If he follows through on the plan, Ballmer, the former CEO of Microsoft, would be the first owner of a major US sports team to deliver games direct-to-consumer via a Web-based service and not through traditional cable or satellite companies, sources said.The idea of sports going over-the-top has been a fanciful one in over the last several tears but there really hasn't been a whole lot of development in that regard until recently. In their massive new television rights deal, the NBA announced that ESPN would be helming a new OTT digital network with the league holding some ownership in, although details still remain relatively scant. Also, an NFL game in October will be streamed exclusively on the internet (albeit in local team markets as well).

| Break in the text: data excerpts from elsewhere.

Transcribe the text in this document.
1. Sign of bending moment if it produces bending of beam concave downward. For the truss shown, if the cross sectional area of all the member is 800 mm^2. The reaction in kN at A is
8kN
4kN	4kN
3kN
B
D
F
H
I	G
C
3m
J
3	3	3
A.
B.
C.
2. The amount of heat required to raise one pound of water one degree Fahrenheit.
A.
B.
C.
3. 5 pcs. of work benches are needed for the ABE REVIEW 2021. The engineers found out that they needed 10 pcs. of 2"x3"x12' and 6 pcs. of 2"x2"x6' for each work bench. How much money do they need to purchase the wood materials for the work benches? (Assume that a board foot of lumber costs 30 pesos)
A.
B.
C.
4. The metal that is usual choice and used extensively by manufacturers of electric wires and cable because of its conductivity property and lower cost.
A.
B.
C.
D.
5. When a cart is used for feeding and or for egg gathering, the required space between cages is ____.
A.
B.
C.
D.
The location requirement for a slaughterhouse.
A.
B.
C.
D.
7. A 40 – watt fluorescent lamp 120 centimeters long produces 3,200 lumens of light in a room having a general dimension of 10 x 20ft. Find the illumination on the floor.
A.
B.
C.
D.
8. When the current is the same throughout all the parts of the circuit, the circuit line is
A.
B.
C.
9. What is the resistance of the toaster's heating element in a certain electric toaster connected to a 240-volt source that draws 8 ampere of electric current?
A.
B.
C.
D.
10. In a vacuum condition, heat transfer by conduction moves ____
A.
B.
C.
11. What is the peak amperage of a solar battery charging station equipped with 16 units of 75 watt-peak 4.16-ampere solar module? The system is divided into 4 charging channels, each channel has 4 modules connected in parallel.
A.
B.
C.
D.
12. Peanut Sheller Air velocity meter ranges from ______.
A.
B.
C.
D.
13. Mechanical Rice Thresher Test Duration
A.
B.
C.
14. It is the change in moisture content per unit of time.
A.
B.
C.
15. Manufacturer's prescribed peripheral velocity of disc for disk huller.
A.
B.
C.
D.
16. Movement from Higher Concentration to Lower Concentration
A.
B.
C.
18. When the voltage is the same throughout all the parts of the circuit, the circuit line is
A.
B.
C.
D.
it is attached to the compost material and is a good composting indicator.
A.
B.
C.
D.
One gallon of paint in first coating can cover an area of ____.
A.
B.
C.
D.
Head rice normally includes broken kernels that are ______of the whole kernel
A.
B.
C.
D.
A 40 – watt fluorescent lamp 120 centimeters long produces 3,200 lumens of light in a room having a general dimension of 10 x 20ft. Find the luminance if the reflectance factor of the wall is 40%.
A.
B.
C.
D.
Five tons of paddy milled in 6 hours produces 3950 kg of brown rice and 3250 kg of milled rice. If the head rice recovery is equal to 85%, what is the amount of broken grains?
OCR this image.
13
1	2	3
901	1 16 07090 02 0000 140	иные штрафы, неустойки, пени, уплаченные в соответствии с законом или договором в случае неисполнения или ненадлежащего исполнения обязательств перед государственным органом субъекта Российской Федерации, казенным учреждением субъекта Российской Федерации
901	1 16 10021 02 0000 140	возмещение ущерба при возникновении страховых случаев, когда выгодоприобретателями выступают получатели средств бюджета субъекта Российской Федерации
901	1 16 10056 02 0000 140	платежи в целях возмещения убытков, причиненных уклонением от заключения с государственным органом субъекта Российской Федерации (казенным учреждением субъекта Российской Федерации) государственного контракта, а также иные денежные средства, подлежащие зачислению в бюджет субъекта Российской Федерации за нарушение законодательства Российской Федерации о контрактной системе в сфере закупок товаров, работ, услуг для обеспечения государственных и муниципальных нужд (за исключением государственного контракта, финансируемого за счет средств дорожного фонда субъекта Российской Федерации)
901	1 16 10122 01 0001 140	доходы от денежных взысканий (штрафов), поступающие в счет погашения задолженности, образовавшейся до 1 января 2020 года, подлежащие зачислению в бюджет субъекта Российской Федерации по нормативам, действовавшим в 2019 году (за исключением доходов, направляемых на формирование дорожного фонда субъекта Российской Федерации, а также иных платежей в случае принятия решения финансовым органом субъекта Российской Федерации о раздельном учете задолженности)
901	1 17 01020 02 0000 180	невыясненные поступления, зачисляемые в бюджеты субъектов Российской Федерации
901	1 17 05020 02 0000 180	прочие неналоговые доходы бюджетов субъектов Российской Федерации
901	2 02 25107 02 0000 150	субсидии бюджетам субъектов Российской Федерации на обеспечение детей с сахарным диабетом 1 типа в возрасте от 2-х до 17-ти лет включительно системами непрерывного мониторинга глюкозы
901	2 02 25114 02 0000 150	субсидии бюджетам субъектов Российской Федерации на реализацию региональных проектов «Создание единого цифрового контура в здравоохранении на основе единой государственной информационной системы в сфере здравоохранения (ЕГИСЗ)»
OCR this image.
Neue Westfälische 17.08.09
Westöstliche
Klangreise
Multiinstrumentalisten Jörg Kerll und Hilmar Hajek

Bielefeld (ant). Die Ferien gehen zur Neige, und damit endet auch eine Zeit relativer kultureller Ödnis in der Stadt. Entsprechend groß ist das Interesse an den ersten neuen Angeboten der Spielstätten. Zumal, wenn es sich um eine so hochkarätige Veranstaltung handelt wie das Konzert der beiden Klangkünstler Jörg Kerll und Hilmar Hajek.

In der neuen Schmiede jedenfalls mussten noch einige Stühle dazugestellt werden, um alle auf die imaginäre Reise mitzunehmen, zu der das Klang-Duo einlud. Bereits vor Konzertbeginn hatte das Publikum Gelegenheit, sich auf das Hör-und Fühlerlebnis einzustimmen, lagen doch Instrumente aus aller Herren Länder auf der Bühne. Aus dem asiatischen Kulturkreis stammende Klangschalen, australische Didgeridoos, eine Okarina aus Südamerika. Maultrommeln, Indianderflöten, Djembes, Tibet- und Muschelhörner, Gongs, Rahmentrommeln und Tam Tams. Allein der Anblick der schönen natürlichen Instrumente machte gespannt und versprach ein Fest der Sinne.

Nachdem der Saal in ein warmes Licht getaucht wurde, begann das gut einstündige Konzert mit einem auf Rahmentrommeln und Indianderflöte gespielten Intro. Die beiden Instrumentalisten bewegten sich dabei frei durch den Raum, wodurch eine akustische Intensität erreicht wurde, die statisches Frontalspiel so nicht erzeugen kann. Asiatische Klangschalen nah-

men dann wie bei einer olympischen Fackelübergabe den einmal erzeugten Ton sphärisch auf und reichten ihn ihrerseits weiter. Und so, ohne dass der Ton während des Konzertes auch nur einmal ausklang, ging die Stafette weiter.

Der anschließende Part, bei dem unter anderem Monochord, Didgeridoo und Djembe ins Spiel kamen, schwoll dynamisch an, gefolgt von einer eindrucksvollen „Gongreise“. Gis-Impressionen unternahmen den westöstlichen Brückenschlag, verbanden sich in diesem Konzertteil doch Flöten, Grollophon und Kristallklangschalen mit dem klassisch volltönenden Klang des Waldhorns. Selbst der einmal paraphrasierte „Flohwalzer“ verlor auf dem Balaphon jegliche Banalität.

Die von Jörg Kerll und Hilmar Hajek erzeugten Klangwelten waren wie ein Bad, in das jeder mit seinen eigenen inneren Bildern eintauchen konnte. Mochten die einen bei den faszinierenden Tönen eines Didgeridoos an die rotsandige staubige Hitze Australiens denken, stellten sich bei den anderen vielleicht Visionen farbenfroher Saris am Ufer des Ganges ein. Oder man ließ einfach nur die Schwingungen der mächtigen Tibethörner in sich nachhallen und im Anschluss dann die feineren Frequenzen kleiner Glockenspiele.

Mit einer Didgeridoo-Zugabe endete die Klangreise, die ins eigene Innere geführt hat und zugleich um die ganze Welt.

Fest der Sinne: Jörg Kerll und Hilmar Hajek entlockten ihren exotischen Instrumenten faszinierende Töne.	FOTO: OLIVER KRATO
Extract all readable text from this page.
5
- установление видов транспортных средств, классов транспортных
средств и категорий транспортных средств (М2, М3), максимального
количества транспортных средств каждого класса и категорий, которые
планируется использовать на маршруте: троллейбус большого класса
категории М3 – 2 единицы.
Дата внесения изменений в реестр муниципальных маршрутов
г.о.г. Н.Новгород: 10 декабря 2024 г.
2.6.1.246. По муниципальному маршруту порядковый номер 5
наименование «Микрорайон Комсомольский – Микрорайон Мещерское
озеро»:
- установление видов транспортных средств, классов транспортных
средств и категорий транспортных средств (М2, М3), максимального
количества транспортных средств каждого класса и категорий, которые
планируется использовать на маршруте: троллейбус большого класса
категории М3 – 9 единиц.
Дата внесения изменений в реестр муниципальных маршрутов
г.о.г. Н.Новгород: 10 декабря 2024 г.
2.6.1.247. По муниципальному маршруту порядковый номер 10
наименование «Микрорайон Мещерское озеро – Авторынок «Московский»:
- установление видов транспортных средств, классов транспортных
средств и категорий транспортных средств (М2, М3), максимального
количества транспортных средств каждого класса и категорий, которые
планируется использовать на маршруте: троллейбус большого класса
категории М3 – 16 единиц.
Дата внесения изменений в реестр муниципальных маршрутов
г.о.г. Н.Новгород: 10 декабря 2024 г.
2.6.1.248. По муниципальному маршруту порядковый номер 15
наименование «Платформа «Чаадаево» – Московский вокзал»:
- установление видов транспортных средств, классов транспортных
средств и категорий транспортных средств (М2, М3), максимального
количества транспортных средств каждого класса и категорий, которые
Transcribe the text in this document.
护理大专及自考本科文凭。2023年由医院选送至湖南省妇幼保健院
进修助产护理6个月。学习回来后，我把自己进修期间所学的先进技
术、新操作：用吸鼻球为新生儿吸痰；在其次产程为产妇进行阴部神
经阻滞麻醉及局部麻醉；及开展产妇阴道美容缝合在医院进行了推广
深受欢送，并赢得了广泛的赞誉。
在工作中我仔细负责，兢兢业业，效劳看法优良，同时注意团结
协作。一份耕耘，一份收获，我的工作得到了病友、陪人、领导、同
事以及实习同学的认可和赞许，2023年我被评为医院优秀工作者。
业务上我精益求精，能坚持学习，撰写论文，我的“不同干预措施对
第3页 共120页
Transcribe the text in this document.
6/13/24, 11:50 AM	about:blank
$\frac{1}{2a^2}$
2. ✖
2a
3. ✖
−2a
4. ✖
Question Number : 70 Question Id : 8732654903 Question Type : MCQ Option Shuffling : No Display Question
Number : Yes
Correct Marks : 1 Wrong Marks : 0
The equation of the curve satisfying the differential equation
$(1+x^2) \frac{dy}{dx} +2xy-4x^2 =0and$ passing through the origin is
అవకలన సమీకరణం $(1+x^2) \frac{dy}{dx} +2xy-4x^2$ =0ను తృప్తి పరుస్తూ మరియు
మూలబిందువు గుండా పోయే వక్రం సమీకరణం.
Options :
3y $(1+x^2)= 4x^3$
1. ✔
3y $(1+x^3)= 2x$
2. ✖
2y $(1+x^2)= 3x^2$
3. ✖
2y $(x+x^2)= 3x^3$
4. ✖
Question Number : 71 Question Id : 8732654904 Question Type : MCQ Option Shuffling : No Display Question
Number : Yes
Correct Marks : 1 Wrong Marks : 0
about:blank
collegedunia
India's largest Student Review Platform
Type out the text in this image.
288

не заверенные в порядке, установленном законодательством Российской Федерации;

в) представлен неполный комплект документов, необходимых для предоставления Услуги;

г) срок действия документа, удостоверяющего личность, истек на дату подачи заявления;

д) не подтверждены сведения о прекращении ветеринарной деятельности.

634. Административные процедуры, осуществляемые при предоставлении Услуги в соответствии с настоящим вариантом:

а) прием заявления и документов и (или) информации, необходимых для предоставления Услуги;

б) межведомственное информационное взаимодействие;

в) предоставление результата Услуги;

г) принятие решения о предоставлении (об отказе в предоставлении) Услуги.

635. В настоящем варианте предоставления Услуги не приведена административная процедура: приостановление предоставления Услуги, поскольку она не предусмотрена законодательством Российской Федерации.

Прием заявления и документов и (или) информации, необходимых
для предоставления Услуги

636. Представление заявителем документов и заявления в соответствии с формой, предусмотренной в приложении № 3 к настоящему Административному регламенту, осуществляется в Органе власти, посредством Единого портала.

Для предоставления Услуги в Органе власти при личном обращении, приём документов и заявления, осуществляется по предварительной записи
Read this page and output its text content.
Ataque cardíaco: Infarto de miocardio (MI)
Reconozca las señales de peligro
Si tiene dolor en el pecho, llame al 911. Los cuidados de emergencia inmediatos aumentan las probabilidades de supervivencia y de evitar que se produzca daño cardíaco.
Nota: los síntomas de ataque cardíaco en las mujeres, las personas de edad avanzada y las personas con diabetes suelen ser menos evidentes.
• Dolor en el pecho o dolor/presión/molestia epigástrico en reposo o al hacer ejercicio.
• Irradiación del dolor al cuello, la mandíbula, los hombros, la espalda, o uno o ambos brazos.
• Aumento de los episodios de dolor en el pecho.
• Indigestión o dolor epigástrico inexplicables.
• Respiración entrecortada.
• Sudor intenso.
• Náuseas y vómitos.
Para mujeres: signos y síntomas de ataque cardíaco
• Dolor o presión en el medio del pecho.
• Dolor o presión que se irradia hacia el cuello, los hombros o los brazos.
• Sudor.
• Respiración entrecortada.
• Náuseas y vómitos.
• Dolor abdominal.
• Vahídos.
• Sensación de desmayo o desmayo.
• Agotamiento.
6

There has been talk before about teams taking television rights in-house digitally. Ted Leonsis owns the NHL's Capitals and the NBA's Wizards and has discussed broadcasting his teams' games on his digital Monumental Network once both teams' deals with Comcast Sportsnet expire. However, it seems that Leonsis is more focused on getting back the Caps' and the Wizards' TV deals to expire at the same time as the former's deal expires in 2017 and the latter's expires in 2021.
But the Clippers' deal with Fox Sports affiliate Prime Ticket expires at the end of next season and the Post reported that Ballmer turned down a $60 million per-season offer, a 140% increase from the current contract. They also reported that Prime Ticket's exclusive negotiating window expired in June.
There are a number of questions that have yet to be answered before we get to the point where an OTT network like the one reported here becomes viable. Such a network would not be cheap for the consumer with the Post quoting an expert saying this:
If it costs $12 per month, multiply that by 12 months in 500,000 homes, it would add up to $72 million - but then you'd have to produce the games and market the product.$12 a month seems like a lot for a team that only plays a few times a week, and with likely multiple games on national television a month. And finding folks to fork out that kind of money in the offseason would seem to be a tough ordeal, especially in a market that is inundated with RSN's as is with the newest, and most expensive, struggling to get into homes in Time Warner Cable's SportsNet LA. All of this for the market's second most prominent NBA franchise.
Ballmer has a hard-earned reputation for being aggressive, after all, he paid $2 billion for the Clippers. However, there definitely seems to be a large amount of risk with undergoing an offering such as this. Therefore, one thinking that a threat such as this could just be a ploy to get some leverage to get more from their next television rights deal, potentially from Fox or someone else. After all, both Time Warner Cable RSN's could use more programming to justify their subscriber fees (the aforementioned SportsNet LA in particular) while the Fox RSN's would be left with only hockey should the Clippers leave.
What happens next could prove to be a model for how sports franchises broadcast their games. Or it could just be a new way for teams to leverage more money from cable networks. Anyhow, could be fun to watch.